VMware Cloud Community
billdossett
Hot Shot
Hot Shot

upgrading vcsa 6.7 to 7 failed - now services not starting on the original 6.7 vcsa

So security is on my *ss about upgrading vcenter... and I tried to upgrade from 6.7 with external psc to 7.  It failed - said that the source may have been turned off during the upgrade... well something happened for sure.   I shutdown the vcenter 7 which was not functioning anyway tried it again - this was like 10 hours ago and I can't remember exactly what the problem was, but it had failed on stage 2, the data had been copied to the new vcenter, but it failed importing it.  

So I fired up the old vcenter and its not working.   The services are not all starting:

stopped:
vmcam vmware-content-library vmware-imagebuilder vmware-mbcs vmware-netdumper vmware-sps vmware-updatemgr vmware-vcha vmware-vpxd vmware-vpxd-svcs vmware-vsan-health vsan-dps

are stopped, the vmware-vsan-health and one other are in pending state for ages.  The result is I am getting the dreaded

503 Service Unavailable (Failed to connect to endpoint: [N7Vmacore4Http20NamedPipeServiceSpecE:0x00007f435c0076b0] _serverNamespace = / action = Allow _pipeName =/var/run/vmware/vpxd-webserver-pipe)

when I try to login to the server.  I made backups, have tried doing a restore and it had a few warnings etc, and didn't exactly finish cleanly - but, it fails in the same way when I try to start it, same exact services not starting...  which makes me think maybe something on the PSC is failing - it has an external PSC.. but I can login to the VAMI on that and it looks fine, everything says health good.

Upgrading in this method should be non-destructive so I am really scratching my head about what to look for next - anyone have any ideas?  I know all of those services don't start normally but not sure which are causing problem and therefore what logs to look in - after I get some food and sleep I will start on them one by one for each I guess, but if anyone has any advice on where I should be looking or what could be wrong I would HUGELY appreciate it as I am supposed to be on vacation this week and I won't be until this is fixed..  😞 Thanks. Billl

Bill Dossett
0 Kudos
2 Replies
billdossett
Hot Shot
Hot Shot

So I found errors in my vmdird log on the pcs

19-05-15T20:27:41.457011+00:00 err vmdird  t@140166960015104: SASLSessionStart: sasl error (-20)(SASL(-13): user not found: no secret in database)

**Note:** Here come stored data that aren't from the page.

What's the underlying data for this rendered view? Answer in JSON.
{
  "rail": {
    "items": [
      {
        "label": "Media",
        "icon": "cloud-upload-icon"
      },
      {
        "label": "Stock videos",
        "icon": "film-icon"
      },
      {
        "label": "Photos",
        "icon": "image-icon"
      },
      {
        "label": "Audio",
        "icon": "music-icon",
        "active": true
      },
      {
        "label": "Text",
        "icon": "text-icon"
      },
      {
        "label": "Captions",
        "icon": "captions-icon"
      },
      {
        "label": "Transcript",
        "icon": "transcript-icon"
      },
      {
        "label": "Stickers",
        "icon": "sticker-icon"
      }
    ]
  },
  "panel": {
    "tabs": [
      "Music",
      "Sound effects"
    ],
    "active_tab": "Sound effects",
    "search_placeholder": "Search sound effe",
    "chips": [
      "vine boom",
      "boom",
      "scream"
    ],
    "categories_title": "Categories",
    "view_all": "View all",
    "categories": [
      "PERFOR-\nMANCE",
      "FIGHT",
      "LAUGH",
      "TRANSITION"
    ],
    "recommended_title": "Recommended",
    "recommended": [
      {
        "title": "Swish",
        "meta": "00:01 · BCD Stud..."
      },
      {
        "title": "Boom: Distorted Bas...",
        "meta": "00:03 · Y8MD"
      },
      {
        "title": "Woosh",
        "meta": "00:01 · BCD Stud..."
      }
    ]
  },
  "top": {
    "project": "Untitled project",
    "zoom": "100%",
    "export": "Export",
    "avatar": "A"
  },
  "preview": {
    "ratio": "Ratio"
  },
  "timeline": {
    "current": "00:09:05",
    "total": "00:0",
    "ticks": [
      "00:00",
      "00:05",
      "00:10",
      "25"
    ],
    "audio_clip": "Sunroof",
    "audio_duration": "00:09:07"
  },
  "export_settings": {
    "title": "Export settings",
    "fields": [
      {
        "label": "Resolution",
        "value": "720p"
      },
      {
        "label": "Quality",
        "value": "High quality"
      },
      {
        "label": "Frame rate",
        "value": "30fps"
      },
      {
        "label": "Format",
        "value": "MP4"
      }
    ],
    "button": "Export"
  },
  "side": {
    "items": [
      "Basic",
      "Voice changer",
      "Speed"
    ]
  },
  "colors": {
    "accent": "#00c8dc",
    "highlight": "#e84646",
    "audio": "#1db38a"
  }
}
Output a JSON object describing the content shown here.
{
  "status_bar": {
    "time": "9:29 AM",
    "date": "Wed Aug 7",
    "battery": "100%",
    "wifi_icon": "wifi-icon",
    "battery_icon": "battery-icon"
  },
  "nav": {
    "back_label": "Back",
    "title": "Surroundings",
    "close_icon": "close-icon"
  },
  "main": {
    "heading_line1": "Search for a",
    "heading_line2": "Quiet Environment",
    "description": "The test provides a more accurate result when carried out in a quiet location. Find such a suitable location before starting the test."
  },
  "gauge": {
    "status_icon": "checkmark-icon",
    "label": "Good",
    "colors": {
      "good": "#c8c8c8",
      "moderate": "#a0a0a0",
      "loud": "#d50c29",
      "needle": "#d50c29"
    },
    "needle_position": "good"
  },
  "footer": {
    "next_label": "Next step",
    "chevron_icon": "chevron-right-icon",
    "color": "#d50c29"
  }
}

in KB Recreate vCenter Server Machine Account in Platform Services Controller after Failed Convergence (68...

it says this can happen when you are doing a converge PSC.  I was under the impression that when I did the upgrade from 6.7 to 7.0 that nothing was going to be changed in my 6.7 environment...  this is obviously not true as the SSO user had been removed, hence the failure in the log :-(.  I restored my PSC, and now the vpxd-svcs is starting - however the vpxd service is still not starting - two services, one of them sps, and I think updatemgr take ages on pending and then go to stopped.  currently these are my stopped services:

vmcam vmware-content-library vmware-imagebuilder vmware-mbcs vmware-netdumper vmware-sps vmware-updatemgr vmware-vcha vmware-vpxd vmware-vsan-health vsan-dps

obviously need to get vpxd to start - is there anything else in there that I should be focusing on ?

thanks

Bill Dossett
0 Kudos
billdossett
Hot Shot
Hot Shot

So, in conclusion - the fact that the external PSC SSO user account was removed during the upgrade from 6.7 to 7 was the lynchpin.  I am still not 100% sure why the original vCenter would not start once I resrtored the PSC which had the SSO user account that was required... however I once again restored the vCenter appliance from backup and realize now the problem with the first vCenter appliance restore failing was because at the end of restoring the data from the ftp server, it tried to start the vcenter server services...  I had stepped away from the machine when that happened and when I returned it just said it had failed.  It had failed because at that point I had not restored the PSC, the SSO user account was missing and therefore the services would not start on the restored vCenter appliance either.  So when I tried a last ditch restore of the vCenter after restoring the PSC - the services started and the vCenter restore worked.  All up and running again.. I don't believe it is documented anywhere that your external PSC SSO account will be removed during an upgrade to 6.7 to 7.  The KB above was the only reference... I did not run the script to recreate the account as I had a backup... also the KB seems to be saying to run the script on the vCenter appliance, but the SSO user is clearly defined on the external PSC ... so the ambiguity there made me decide to do the PSC restore instead.  So, hopefully this may help some poor soul in the future that runs into this same problem.  If not at least it is here for my reference.   Merry Christmas.

Bill Dossett
0 Kudos